Rove’s success as a political guru comes from his detailed knowledge of the numbers and natures of voters in every state, county, and precinct. If there is a wedge which might move a significant number of persuadable voters to his candidate, Mr. Rove will look for a way to take advantage of it.

Parties try to avoid discussing wedge issues which might divide their base. Meanwhile, their opponents try to incite discussions of divisive issues in any way they can. It’s tricky business. Sometimes incitement boomerangs on the inciter.

Wedge issues in the 2008 presidential campaign may include immigration, same-sex marriage, stem cell research, global warming, war in Iraq, and race.

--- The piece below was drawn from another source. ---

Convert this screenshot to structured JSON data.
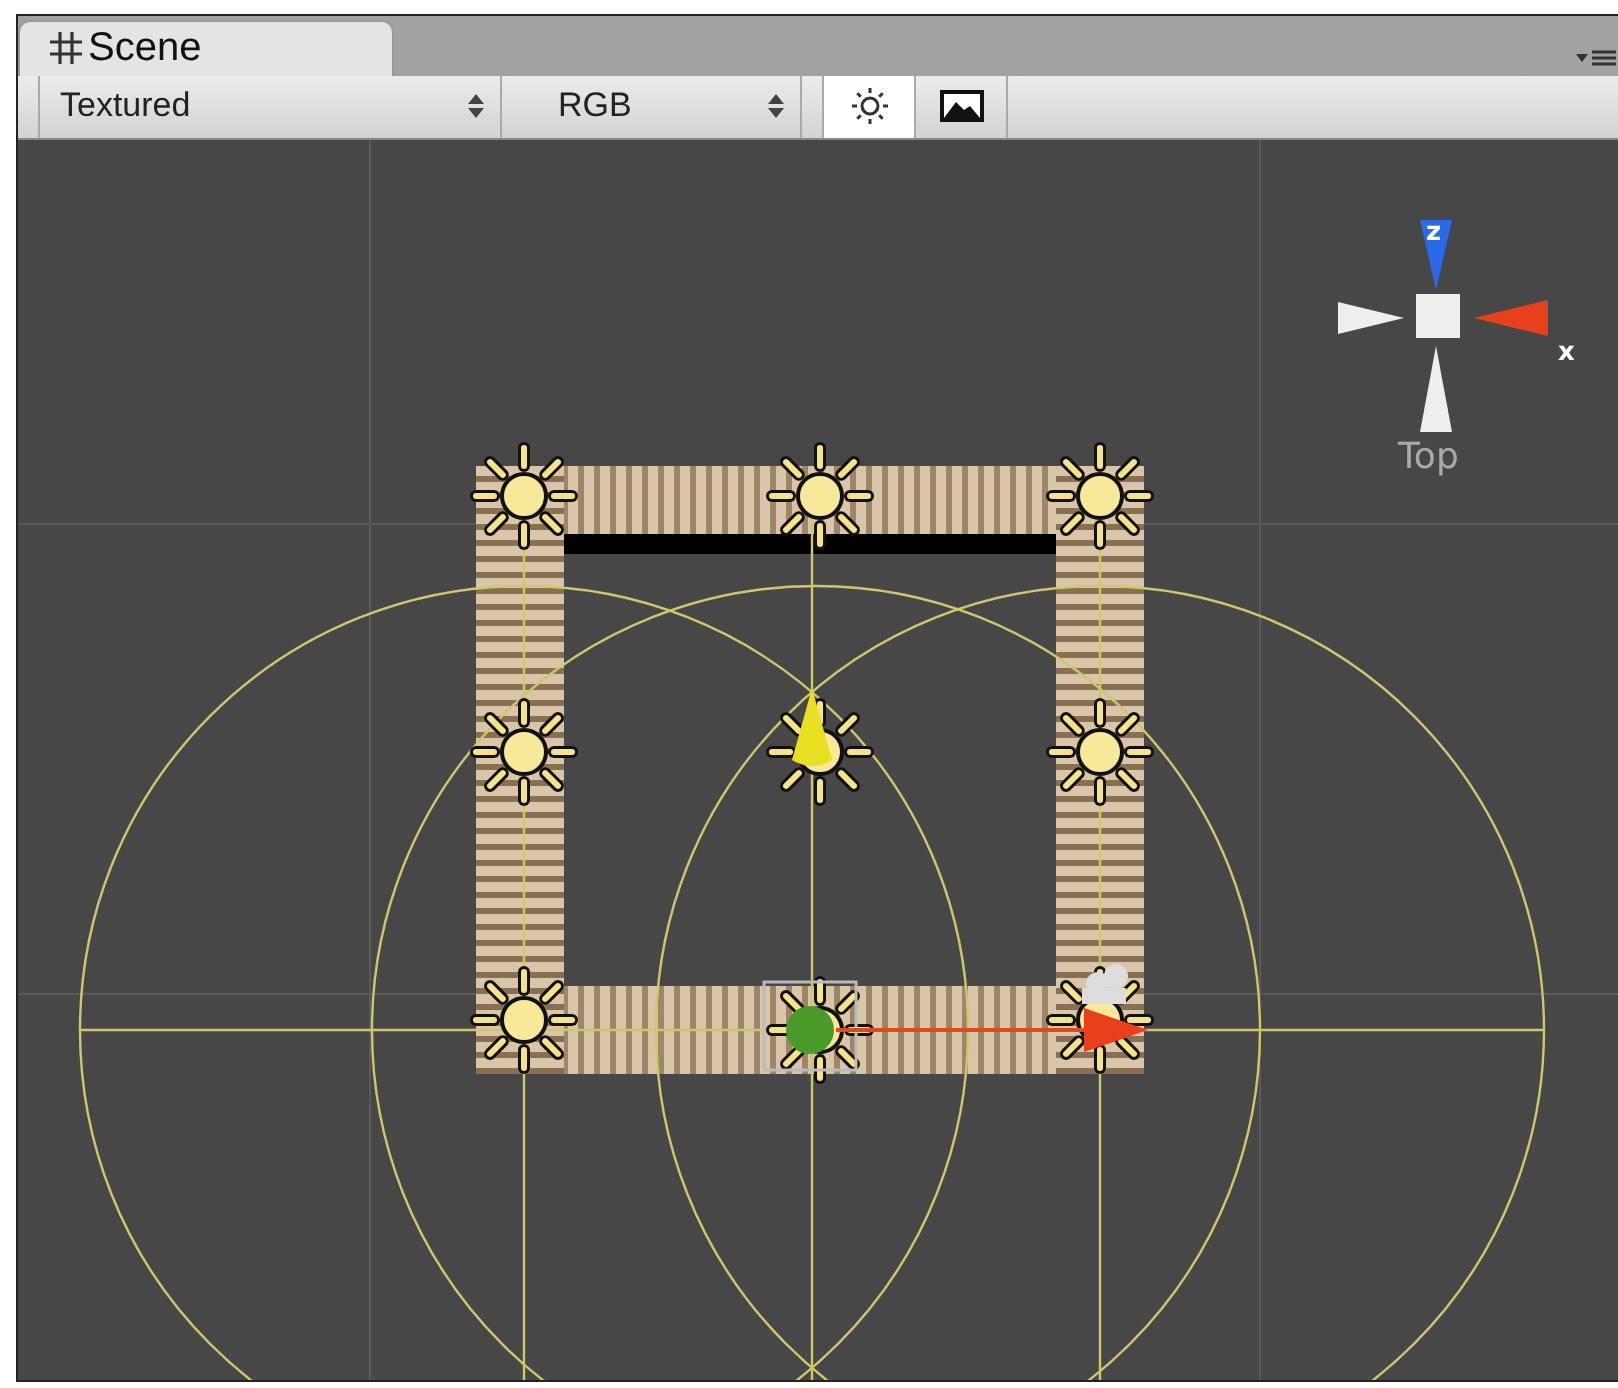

University of Arkansas political scientist Todd Shields has suggested that truly national elections may be over. He says citizens are not casting ballots on the same issues. Campaigns spend considerable time and money identifying pockets of persuadable voters who agree or disagree with their party on issues of personal importance.

Professor Shields contends that national campaigns are plain vanilla. Meanwhile, separate underground campaigns try to identify issues which can be addressed to persuadable audiences by mail, telephone, door knocking, and the Internet.

Shields and co-author D.S. Hillygus have published their conclusions in The Persuadable Voter: Wedge Issues in Presidential Campaigns. A fair summary of their findings is that there are many wedge issues in today’s presidential campaigns, each of which gets tailored for a targeted audience.

Targeting persuadable voters has become as sophisticated as advertising. During the current presidential campaign, political flyers in Florida retirement community mailboxes will be quite different from those in New York suburbs. So too, voters in Tallahassee won’t receive the same calls as those in Miami – maybe not even in the same language.

Political campaigns now have a general idea of your income, what you read, what you drive, where you shop, and how your county, precinct, and neighborhood voted in recent elections. In league with snoops at the FBI, the IRS, and Madison Avenue marketing firms, political parties are making privacy as outdated as hidden underwear. They know who you are!

Presidential candidates arise each day determined to convince voters of their sincere and patriotic intent to further the causes of truth, justice, and the American way. Their primary tool is a one-fits-all stump speech, as hollow as a Halloween pumpkin.

This year’s favorite one-size sales pitch is “change,” which may be all we’ll have left in our pockets after the major parties are done spending the nation into bankruptcy.

Later in the campaign you may be wedged individually, told things you want to hear, and given the secret password to a brighter and more prosperous future. You’ll decide to vote for ee whomever.

Don’t be surprised if you wake up the morning of Nov. 5, 2008, with a wedgie headache and a vague sensation that the president speaking on every news channel doesn’t sound like the candidate for whom you voted.

It’s called voters’ remorse. Take two aspirin and shut off the TV.

Jim Flynn was formerly a corporate counsel, served in military intelligence during the Korean War, and once aspired to be a newspaper columnist.